Lucro Presumido em 2026: o que muda e por que o tema chegou ao Judiciário

29 de abril de 2026 - Por: Danielle Wammes, Fábio Fernando Martini,

Lucro Presumido em 2026: o que muda e por que o tema chegou ao Judiciário

O regime do Lucro Presumido sempre foi visto pelas empresas como uma forma objetiva e previsível de apuração do IRPJ e da CSLL. Em vez de calcular o lucro real, a legislação estabelece percentuais aplicados sobre a receita bruta, simplificando o recolhimento dos tributos e trazendo maior praticidade ao planejamento financeiro.

Esse modelo encontra fundamento no próprio Código Tributário Nacional. O art. 44 do Código Tributário Nacional define que: “a base de cálculo do imposto é o montante real, arbitrado ou presumido da renda, ou dos proventos tributáveis”, reconhecendo expressamente a legitimidade da presunção. Não se trata, portanto, de um favor fiscal, mas de técnica legalmente prevista de determinação da base tributável.

 

A majoração dos percentuais

Com a promulgação da Lei Complementar n.º 224/2025, o cenário sofreu alterações relevantes. A norma, ao tratar da revisão e limitação de benefícios tributários, acabou equiparando o Lucro Presumido à lógica dos incentivos fiscais.

Após isso, o Decreto n.º 12.808/2025 introduziu a majoração de 10% nos percentuais de presunção incidentes sobre a parcela da receita que exceder R$ 5.000.000,00 ao ano.

Posteriormente, a Instrução Normativa RFB n.º 2.305/2025 estabeleceu um critério de acompanhamento trimestral, fixando o parâmetro de R$ 1.250.000,00 por trimestre. Na prática, isso significa que, mesmo sem ultrapassar o limite anual, a empresa pode sofrer o impacto da majoração caso exceda o teto em um determinado trimestre.

Assim, empresas com receitas oscilantes ao longo do ano podem se deparar com recolhimentos maiores em determinados períodos, ainda que, ao final do exercício, o faturamento total permaneça no limite originalmente considerado.

 

A discussão sobre a natureza do Lucro Presumido

O ponto central da controvérsia jurídica está na natureza do regime, pois a Lei Complementar n.º 224/2025 adquire a sistemática de que o Lucro Presumido poderia ser tratado como benefício fiscal sujeito a restrições ou redução indireta.

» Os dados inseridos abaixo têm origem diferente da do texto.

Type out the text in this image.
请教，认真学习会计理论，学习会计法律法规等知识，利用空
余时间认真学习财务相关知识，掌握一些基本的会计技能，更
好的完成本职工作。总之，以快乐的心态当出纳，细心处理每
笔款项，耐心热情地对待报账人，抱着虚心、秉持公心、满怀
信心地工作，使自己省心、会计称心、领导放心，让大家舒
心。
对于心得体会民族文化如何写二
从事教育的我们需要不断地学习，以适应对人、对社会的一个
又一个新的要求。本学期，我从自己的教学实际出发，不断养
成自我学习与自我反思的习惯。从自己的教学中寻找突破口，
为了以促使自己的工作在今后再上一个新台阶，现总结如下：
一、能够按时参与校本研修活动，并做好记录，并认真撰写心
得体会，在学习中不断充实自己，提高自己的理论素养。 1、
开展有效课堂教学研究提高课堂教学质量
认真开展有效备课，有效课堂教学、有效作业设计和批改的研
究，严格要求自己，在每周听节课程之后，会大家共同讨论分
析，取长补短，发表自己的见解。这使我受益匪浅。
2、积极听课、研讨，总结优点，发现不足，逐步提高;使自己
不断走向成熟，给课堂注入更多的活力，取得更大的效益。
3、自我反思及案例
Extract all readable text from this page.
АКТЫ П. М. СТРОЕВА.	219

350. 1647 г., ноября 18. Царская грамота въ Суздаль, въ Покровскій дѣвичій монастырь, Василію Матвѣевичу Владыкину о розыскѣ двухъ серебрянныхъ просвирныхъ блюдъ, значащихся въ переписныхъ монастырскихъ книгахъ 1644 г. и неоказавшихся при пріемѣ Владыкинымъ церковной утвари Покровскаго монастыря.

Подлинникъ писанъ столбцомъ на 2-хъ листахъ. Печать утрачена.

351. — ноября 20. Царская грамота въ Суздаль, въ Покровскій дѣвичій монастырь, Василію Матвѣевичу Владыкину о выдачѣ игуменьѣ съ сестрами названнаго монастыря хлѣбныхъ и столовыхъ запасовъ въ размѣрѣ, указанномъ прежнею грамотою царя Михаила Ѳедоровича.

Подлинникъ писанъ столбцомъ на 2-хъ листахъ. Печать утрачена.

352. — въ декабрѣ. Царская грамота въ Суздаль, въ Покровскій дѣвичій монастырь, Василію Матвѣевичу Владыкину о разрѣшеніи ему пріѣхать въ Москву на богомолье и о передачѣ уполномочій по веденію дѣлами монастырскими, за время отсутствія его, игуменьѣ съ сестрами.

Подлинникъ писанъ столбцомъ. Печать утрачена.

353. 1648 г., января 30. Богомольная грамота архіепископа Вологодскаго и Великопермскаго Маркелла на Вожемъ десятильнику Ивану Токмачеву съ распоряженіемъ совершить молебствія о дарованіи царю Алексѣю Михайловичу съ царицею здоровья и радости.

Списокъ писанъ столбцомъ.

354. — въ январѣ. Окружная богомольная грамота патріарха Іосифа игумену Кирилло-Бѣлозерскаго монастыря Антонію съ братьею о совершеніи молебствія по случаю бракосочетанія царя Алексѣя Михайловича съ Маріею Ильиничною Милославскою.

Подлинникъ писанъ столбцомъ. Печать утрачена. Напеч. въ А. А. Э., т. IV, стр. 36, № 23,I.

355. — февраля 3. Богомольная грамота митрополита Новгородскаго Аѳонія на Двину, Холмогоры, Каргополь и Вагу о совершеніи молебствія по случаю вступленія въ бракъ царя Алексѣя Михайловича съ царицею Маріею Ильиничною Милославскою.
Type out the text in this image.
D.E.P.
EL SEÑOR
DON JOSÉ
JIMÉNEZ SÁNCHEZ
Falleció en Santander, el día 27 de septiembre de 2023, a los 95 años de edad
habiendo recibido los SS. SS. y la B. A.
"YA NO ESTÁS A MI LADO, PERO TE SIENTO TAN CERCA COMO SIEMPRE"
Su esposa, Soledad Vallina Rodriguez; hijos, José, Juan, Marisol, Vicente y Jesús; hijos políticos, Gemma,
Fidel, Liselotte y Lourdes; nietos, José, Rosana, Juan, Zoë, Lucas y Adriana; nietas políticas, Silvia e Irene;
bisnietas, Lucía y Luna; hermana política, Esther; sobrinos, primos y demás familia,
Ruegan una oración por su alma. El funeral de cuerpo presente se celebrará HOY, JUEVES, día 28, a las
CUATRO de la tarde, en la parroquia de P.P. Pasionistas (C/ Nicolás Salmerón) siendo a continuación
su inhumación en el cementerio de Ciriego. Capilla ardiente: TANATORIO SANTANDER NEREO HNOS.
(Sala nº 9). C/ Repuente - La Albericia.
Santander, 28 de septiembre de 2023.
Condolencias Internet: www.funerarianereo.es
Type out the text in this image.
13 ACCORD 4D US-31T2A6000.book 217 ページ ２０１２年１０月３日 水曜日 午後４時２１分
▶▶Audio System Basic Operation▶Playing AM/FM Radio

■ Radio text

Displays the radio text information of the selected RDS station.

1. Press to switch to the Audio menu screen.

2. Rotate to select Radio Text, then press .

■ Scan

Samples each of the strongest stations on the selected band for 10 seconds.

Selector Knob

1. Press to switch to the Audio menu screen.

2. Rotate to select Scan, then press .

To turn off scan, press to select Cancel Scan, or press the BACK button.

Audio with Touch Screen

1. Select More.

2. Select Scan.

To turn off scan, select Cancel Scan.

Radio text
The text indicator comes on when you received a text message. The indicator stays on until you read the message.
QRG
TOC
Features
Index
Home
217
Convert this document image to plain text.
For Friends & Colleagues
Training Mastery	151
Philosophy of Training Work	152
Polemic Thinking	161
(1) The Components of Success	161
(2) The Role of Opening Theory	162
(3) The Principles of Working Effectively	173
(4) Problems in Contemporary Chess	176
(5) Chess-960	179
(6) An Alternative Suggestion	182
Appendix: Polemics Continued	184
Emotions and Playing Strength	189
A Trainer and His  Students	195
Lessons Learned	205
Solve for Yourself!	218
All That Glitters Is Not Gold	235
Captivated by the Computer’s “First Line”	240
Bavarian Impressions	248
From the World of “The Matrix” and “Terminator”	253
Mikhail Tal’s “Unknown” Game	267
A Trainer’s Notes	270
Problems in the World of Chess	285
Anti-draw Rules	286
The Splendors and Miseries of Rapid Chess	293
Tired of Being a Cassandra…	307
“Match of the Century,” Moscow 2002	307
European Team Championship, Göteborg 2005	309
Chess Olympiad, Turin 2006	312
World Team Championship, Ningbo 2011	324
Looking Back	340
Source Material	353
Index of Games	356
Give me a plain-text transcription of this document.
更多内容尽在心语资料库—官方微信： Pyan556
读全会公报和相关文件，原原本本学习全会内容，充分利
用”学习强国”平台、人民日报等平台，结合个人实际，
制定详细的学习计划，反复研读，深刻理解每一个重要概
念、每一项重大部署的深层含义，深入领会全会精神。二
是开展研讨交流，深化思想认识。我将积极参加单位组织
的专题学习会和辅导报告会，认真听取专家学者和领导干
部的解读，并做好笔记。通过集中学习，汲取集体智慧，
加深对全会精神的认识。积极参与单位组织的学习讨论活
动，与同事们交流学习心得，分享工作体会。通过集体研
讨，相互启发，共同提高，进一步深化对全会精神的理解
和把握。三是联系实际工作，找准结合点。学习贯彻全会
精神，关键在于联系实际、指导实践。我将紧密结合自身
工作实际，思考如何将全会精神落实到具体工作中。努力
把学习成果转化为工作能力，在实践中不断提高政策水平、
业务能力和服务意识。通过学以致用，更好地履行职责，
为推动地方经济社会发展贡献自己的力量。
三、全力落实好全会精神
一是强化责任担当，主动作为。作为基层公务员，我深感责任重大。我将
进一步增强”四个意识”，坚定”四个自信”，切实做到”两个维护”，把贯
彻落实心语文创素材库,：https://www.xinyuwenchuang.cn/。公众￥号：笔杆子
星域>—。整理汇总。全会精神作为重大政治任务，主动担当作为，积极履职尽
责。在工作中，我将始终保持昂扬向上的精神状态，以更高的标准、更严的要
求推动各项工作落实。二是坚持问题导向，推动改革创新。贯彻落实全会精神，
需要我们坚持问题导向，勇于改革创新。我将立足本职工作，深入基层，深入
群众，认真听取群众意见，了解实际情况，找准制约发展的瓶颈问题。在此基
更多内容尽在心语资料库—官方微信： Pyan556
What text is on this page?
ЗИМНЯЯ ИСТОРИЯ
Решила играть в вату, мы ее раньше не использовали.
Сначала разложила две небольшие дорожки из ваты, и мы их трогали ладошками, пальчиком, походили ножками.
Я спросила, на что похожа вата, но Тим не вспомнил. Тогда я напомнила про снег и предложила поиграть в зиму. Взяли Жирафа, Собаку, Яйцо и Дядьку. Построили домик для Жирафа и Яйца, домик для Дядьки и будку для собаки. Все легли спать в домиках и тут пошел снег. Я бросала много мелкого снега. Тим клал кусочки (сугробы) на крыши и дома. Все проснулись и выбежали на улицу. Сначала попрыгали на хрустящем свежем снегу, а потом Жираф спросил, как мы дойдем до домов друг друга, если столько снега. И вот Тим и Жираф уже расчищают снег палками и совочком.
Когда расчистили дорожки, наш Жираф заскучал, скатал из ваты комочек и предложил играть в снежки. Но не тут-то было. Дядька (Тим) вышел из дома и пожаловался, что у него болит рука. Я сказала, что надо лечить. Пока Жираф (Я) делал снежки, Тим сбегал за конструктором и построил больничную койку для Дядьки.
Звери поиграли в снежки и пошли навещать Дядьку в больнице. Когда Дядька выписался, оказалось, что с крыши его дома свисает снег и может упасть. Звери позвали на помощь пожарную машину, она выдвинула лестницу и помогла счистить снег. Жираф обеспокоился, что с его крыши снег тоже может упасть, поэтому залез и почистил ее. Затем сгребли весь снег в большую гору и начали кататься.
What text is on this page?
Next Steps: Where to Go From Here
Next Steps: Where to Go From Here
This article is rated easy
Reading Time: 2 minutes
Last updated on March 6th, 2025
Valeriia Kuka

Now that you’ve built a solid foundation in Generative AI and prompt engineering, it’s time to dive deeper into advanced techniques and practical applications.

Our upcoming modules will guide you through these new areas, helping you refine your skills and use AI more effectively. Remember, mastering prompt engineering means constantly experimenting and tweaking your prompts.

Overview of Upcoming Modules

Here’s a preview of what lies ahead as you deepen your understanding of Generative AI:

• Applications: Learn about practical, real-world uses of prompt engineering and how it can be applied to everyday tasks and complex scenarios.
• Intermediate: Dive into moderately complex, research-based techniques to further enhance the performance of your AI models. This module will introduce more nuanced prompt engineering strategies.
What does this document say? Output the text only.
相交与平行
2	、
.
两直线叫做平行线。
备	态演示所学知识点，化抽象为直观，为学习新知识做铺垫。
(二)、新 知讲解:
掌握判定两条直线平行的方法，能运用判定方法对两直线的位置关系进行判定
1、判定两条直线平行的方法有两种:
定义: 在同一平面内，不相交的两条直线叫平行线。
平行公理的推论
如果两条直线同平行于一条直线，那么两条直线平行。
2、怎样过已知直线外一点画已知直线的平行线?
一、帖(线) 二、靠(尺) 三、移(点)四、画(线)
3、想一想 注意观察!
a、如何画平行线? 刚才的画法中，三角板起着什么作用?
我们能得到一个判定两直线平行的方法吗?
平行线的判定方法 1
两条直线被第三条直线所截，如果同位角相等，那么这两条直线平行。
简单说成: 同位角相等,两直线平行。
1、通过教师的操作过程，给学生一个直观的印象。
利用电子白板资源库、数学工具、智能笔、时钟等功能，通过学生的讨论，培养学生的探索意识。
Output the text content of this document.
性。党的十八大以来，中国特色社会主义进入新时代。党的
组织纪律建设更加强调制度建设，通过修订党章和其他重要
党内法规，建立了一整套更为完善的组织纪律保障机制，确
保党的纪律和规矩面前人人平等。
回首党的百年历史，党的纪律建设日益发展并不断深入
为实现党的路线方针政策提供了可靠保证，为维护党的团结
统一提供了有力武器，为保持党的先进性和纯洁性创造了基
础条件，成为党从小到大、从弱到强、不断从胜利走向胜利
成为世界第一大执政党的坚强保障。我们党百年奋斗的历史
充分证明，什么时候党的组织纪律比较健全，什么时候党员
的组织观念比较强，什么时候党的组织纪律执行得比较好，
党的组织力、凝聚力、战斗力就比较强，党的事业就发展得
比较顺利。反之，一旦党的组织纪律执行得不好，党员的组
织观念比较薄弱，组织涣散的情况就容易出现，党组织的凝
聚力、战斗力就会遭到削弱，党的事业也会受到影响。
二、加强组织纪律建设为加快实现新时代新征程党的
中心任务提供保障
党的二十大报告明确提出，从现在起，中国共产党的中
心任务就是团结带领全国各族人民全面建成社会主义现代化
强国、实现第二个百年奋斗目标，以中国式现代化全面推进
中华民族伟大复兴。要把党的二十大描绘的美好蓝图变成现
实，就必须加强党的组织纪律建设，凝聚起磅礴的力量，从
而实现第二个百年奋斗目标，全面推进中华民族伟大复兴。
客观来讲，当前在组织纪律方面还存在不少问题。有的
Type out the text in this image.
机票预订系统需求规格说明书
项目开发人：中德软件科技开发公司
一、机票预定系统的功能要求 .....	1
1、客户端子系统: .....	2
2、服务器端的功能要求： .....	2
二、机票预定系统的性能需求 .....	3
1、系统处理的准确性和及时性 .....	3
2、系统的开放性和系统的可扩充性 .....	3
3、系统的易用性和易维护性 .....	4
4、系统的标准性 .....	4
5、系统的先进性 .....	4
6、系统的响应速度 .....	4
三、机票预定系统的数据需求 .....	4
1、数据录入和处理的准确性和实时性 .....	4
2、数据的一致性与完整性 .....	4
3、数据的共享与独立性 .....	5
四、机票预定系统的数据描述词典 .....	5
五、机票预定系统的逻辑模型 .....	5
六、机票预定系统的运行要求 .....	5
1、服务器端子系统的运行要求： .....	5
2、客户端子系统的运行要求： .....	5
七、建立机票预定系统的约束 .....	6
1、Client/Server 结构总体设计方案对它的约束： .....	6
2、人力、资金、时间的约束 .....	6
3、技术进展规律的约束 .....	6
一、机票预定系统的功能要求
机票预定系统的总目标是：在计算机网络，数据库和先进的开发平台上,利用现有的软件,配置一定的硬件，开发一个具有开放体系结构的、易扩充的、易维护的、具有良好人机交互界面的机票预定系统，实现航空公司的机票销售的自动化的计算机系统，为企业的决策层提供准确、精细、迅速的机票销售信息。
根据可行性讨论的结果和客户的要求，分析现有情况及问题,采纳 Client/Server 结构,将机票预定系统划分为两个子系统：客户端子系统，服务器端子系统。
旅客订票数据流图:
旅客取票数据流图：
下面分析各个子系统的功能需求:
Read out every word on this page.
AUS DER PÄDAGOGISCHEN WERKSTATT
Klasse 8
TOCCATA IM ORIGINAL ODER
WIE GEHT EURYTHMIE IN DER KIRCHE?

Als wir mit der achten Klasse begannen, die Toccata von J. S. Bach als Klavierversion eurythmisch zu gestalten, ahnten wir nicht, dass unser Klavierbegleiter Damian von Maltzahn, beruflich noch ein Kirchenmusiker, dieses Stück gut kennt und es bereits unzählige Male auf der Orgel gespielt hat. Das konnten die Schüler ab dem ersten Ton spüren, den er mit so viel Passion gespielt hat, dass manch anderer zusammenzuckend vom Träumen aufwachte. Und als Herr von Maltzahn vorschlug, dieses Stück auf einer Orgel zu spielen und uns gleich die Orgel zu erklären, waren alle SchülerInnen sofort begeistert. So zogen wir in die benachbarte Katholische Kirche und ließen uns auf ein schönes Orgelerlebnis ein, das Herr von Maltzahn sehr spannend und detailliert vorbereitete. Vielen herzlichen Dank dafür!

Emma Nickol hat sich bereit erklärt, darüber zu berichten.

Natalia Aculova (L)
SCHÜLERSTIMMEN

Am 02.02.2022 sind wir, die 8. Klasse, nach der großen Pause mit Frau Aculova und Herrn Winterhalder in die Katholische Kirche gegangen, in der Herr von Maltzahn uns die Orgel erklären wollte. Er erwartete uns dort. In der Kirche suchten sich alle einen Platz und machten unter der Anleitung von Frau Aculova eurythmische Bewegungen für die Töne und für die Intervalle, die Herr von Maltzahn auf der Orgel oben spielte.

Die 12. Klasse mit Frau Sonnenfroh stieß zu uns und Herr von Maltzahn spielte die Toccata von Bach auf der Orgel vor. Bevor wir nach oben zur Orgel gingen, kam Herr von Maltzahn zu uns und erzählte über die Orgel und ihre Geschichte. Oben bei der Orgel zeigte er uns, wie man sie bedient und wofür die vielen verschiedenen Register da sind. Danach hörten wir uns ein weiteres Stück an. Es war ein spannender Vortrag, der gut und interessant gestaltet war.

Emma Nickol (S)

Todavia, o Lucro Presumido não reduz tributo por liberalidade estatal. Ele apenas define, de forma simplificada, como se calcula a base tributável, como previsto pelo art. 44 do Código Tributário Nacional. Ou seja, o benefício fiscal pressupõe exceção ou vantagem concedida, já a técnica de apuração representa método legal de cálculo.

 

O tema chega ao Judiciário

A situação tornou-se ainda mais relevante com o surgimento de decisões judiciais recentes. Em janeiro de 2026, a Justiça Federal concedeu liminar suspendendo de imediato a aplicação do adicional de 10% sobre os percentuais de presunção do IRPJ e da CSLL. Tal decisão reconheceu, em análise preliminar, que o Lucro Presumido não possui natureza de incentivo fiscal, mas sim de técnica de apuração da base de cálculo prevista no Código Tributário Nacional.

Embora se trate de decisão liminar, o entendimento chama atenção por enfrentar diretamente o fundamento utilizado para justificar a majoração. Ao entender que o Lucro Presumido não configura benefício fiscal passível de redução, a Justiça Federal sinaliza a existência de uma controvérsia jurídica, com base nos princípios da legalidade e da segurança jurídica.

Tal discussão merece uma clara atenção das empresas brasileiras, pois além do impacto financeiro, a discussão envolve a própria estrutura de tributação adotada por pessoas jurídicas no país.

 

Conclusão

O debate sobre o Lucro Presumido em 2026 está longe de ser somente técnico. Ele afeta de imediato a situação financeira de inúmeras pessoas jurídicas, envolvendo fundamentos do sistema tributário.

As recentes decisões judiciais indicam que o tema ainda passará por diversas discussões nos tribunais. E, como costuma ocorrer em matérias tributárias de grande impacto, os desdobramentos podem redefinir não apenas a carga tributária, mas também como o lucro presumido será interpretado daqui em diante.

Empresas que adotam o Lucro Presumido devem fazer uma análise jurídica e contábil individual, pois seus efeitos podem ser mais impactantes, principalmente no contexto financeiro, do que aparenta.